Python: module mpyc.statistics

mpyc.statistics

index
github.com/lschoe/mpyc/blob/v0.10/mpyc/statistics.py

This module provides secure versions of common mathematical statistics functions. The module is modeled after the statistics module in the Python standard library, and as such aimed at small scale use ("at the level of graphing and scientific calculators"). Functions mean, median, median_low, median_high, quantiles, and mode are provided for calculating averages (measures of central location). Functions variance, stdev, pvariance, pstdev are provided for calculating variability (measures of spread). Functions covariance, correlation, linear_regression are provided for calculating statistics regarding relations between two sets of data. Most of these functions work best with secure fixed-point numbers, but some effort is done to support the use of secure integers as well. For instance, the mean of a sample of integers is rounded to the nearest integer, which may still be useful. The variance of a sample of integers is also rounded to the nearest integer, but this will only be useful if the sample is properly scaled. A baseline implementation is provided, favoring simplicity over efficiency. Also, the current implementations of mode, median, and quantiles favor a small privacy leak over a strict but less efficient approach.
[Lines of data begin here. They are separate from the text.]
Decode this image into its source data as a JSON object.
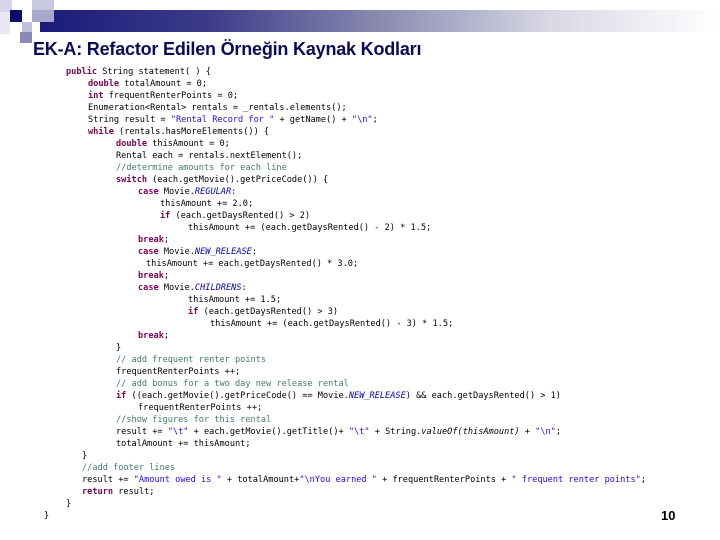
{
  "slide": {
    "title": "EK-A: Refactor Edilen Örneğin Kaynak Kodları",
    "page_number": "10",
    "colors": {
      "title": "#0a0a5a",
      "banner_start": "#1a1a7a",
      "keyword": "#7f0055",
      "string": "#2a00ff",
      "comment": "#3f7f5f",
      "static_field": "#0000c0"
    }
  },
  "code_lines": [
    {
      "indent": 66,
      "segments": [
        {
          "t": "public",
          "c": "kw"
        },
        {
          "t": " String statement( ) {"
        }
      ]
    },
    {
      "indent": 88,
      "segments": [
        {
          "t": "double",
          "c": "kw"
        },
        {
          "t": " totalAmount = 0;"
        }
      ]
    },
    {
      "indent": 88,
      "segments": [
        {
          "t": "int",
          "c": "kw"
        },
        {
          "t": " frequentRenterPoints = 0;"
        }
      ]
    },
    {
      "indent": 88,
      "segments": [
        {
          "t": "Enumeration<Rental> rentals = _rentals.elements();"
        }
      ]
    },
    {
      "indent": 88,
      "segments": [
        {
          "t": "String result = "
        },
        {
          "t": "\"Rental Record for \"",
          "c": "str"
        },
        {
          "t": " + getName() + "
        },
        {
          "t": "\"\\n\"",
          "c": "str"
        },
        {
          "t": ";"
        }
      ]
    },
    {
      "indent": 88,
      "segments": [
        {
          "t": "while",
          "c": "kw"
        },
        {
          "t": " (rentals.hasMoreElements()) {"
        }
      ]
    },
    {
      "indent": 116,
      "segments": [
        {
          "t": "double",
          "c": "kw"
        },
        {
          "t": " thisAmount = 0;"
        }
      ]
    },
    {
      "indent": 116,
      "segments": [
        {
          "t": "Rental each = rentals.nextElement();"
        }
      ]
    },
    {
      "indent": 116,
      "segments": [
        {
          "t": "//determine amounts for each line",
          "c": "cm"
        }
      ]
    },
    {
      "indent": 116,
      "segments": [
        {
          "t": "switch",
          "c": "kw"
        },
        {
          "t": " (each.getMovie().getPriceCode()) {"
        }
      ]
    },
    {
      "indent": 138,
      "segments": [
        {
          "t": "case",
          "c": "kw"
        },
        {
          "t": " Movie."
        },
        {
          "t": "REGULAR",
          "c": "fld"
        },
        {
          "t": ":"
        }
      ]
    },
    {
      "indent": 160,
      "segments": [
        {
          "t": "thisAmount += 2.0;"
        }
      ]
    },
    {
      "indent": 160,
      "segments": [
        {
          "t": "if",
          "c": "kw"
        },
        {
          "t": " (each.getDaysRented() > 2)"
        }
      ]
    },
    {
      "indent": 188,
      "segments": [
        {
          "t": "thisAmount += (each.getDaysRented() - 2) * 1.5;"
        }
      ]
    },
    {
      "indent": 138,
      "segments": [
        {
          "t": "break",
          "c": "kw"
        },
        {
          "t": ";"
        }
      ]
    },
    {
      "indent": 138,
      "segments": [
        {
          "t": "case",
          "c": "kw"
        },
        {
          "t": " Movie."
        },
        {
          "t": "NEW_RELEASE",
          "c": "fld"
        },
        {
          "t": ":"
        }
      ]
    },
    {
      "indent": 146,
      "segments": [
        {
          "t": "thisAmount += each.getDaysRented() * 3.0;"
        }
      ]
    },
    {
      "indent": 138,
      "segments": [
        {
          "t": "break",
          "c": "kw"
        },
        {
          "t": ";"
        }
      ]
    },
    {
      "indent": 138,
      "segments": [
        {
          "t": "case",
          "c": "kw"
        },
        {
          "t": " Movie."
        },
        {
          "t": "CHILDRENS",
          "c": "fld"
        },
        {
          "t": ":"
        }
      ]
    },
    {
      "indent": 188,
      "segments": [
        {
          "t": "thisAmount += 1.5;"
        }
      ]
    },
    {
      "indent": 188,
      "segments": [
        {
          "t": "if",
          "c": "kw"
        },
        {
          "t": " (each.getDaysRented() > 3)"
        }
      ]
    },
    {
      "indent": 210,
      "segments": [
        {
          "t": "thisAmount += (each.getDaysRented() - 3) * 1.5;"
        }
      ]
    },
    {
      "indent": 138,
      "segments": [
        {
          "t": "break",
          "c": "kw"
        },
        {
          "t": ";"
        }
      ]
    },
    {
      "indent": 116,
      "segments": [
        {
          "t": "}"
        }
      ]
    },
    {
      "indent": 116,
      "segments": [
        {
          "t": "// add frequent renter points",
          "c": "cm"
        }
      ]
    },
    {
      "indent": 116,
      "segments": [
        {
          "t": "frequentRenterPoints ++;"
        }
      ]
    },
    {
      "indent": 116,
      "segments": [
        {
          "t": "// add bonus for a two day new release rental",
          "c": "cm"
        }
      ]
    },
    {
      "indent": 116,
      "segments": [
        {
          "t": "if",
          "c": "kw"
        },
        {
          "t": " ((each.getMovie().getPriceCode() == Movie."
        },
        {
          "t": "NEW_RELEASE",
          "c": "fld"
        },
        {
          "t": ") && each.getDaysRented() > 1)"
        }
      ]
    },
    {
      "indent": 138,
      "segments": [
        {
          "t": "frequentRenterPoints ++;"
        }
      ]
    },
    {
      "indent": 116,
      "segments": [
        {
          "t": "//show figures for this rental",
          "c": "cm"
        }
      ]
    },
    {
      "indent": 116,
      "segments": [
        {
          "t": "result += "
        },
        {
          "t": "\"\\t\"",
          "c": "str"
        },
        {
          "t": " + each.getMovie().getTitle()+ "
        },
        {
          "t": "\"\\t\"",
          "c": "str"
        },
        {
          "t": " + String."
        },
        {
          "t": "valueOf(thisAmount)",
          "c": "ital"
        },
        {
          "t": " + "
        },
        {
          "t": "\"\\n\"",
          "c": "str"
        },
        {
          "t": ";"
        }
      ]
    },
    {
      "indent": 116,
      "segments": [
        {
          "t": "totalAmount += thisAmount;"
        }
      ]
    },
    {
      "indent": 82,
      "segments": [
        {
          "t": "}"
        }
      ]
    },
    {
      "indent": 82,
      "segments": [
        {
          "t": "//add footer lines",
          "c": "cm"
        }
      ]
    },
    {
      "indent": 82,
      "segments": [
        {
          "t": "result += "
        },
        {
          "t": "\"Amount owed is \"",
          "c": "str"
        },
        {
          "t": " + totalAmount+"
        },
        {
          "t": "\"\\nYou earned \"",
          "c": "str"
        },
        {
          "t": " + frequentRenterPoints + "
        },
        {
          "t": "\" frequent renter points\"",
          "c": "str"
        },
        {
          "t": ";"
        }
      ]
    },
    {
      "indent": 82,
      "segments": [
        {
          "t": "return",
          "c": "kw"
        },
        {
          "t": " result;"
        }
      ]
    },
    {
      "indent": 66,
      "segments": [
        {
          "t": "}"
        }
      ]
    },
    {
      "indent": 44,
      "segments": [
        {
          "t": "}"
        }
      ]
    }
  ]
}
If these functions are called with plain data, the call is relayed to the corresponding function in Python's statistics module.

Modules

mpyc.asyncoro
mpyc.random
statistics
sys

Functions

correlation(x, y)
Return Pearson's correlation coefficient for x and y. Pearson's correlation coefficient takes values between -1 and +1. It measures the strength and direction of the linear relationship between x and y, where +1 means very strong, positive linear relationship, -1 very strong, negative linear relationship, and 0 no linear relationship.

covariance(x, y)
Return the sample covariance of x and y.

fsum(seq, /)
Return an accurate floating point sum of values in the iterable seq. Assumes IEEE-754 floating point arithmetic.

linear_regression(x, y)
Return a (simple) linear regression model for x and y. The parameters of the model are returned as a named LinearRegression tuple, with two fields called "slope" and "intercept", respectively. A linear regression model describes the relationship between independent variable x and dependent variable y in terms of a linear function: y = slope * x + intercept + noise Here, slope and intercept are the regression parameters estimated using ordinary least squares, and noise represents the variability of the data not explained by the linear regression (it is equal to the difference between predicted and actual values of the dependent variable).

mean(data)
Return the sample mean (average) of data which can be a sequence or an iterable. If the data points are secure integers or secure fixed-point numbers, the mean value returned is of the same secure type, rounded to the nearest number. If data is empty, StatisticsError will be raised.

median(data)
Return the median of numeric data, using the common “mean of middle two” method. If data is empty, StatisticsError is raised. data can be a sequence or iterable. When the number of data points is even, the median is interpolated by taking the average of the two middle values.

median_high(data)
Return the high median of numeric data. If data is empty, StatisticsError is raised. data can be a sequence or iterable. The high median is always a member of the data set. When the number of data points is odd, the middle value is returned. When it is even, the larger of the two middle values is returned.

median_low(data)
Return the low median of numeric data. If data is empty, StatisticsError is raised. data can be a sequence or iterable. The low median is always a member of the data set. When the number of data points is odd, the middle value is returned. When it is even, the smaller of the two middle values is returned.

mode(data)
Return the mode, the most common data point from discrete or nominal data. If there are multiple modes with the same frequency, the first one encountered in data is returned. If data is empty, StatisticsError is raised. To speed up the computation, the bit length of the sample range max(data) - min(data) is revealed, provided this range is not too small.

pstdev(data, mu=None)
Return the population standard deviation (square root of the population variance). See pvariance() for arguments and other details.

pvariance(data, mu=None)
Return the population variance of data, an iterable of at least two numbers. If the optional second argument mu is given, it is typically the mean of the data. It can also be used to compute the second moment around a point that is not the mean. If it is missing or None (the default), the arithmetic mean is automatically calculated. Use this function to calculate the variance from the entire population. To estimate the variance from a sample, the variance() function is usually a better choice. Raises StatisticsError if data is empty.

quantiles(data, *, n=4, method='exclusive')
Divide data into n continuous intervals with equal probability. Returns a list of n-1 cut points separating the intervals. Set n to 4 for quartiles (the default). Set n to 10 for deciles. Set n to 100 for percentiles which gives the 99 cuts points that separate data into 100 equal sized groups. The data can be any iterable containing samples. The cut points are linearly interpolated between data points. If method is set to 'inclusive', data is treated as population data. The minimum value is treated as the 0th percentile (lowest quantile) and the maximum value is treated as the 100th percentile (highest quantile).

sqrt(x, /)
Return the square root of x.

stdev(data, xbar=None)
Return the sample standard deviation (square root of the sample variance). See variance() for arguments and other details.

variance(data, xbar=None)
Return the sample variance of data, an iterable of at least two numbers. If the optional second argument xbar is given, it should be the mean of data. If it is missing or None (the default), the mean is automatically calculated. Use this function when your data is a sample from a population. To calculate the variance from the entire population, see pvariance(). Raises StatisticsError if data has fewer than two values.

Data

runtime = None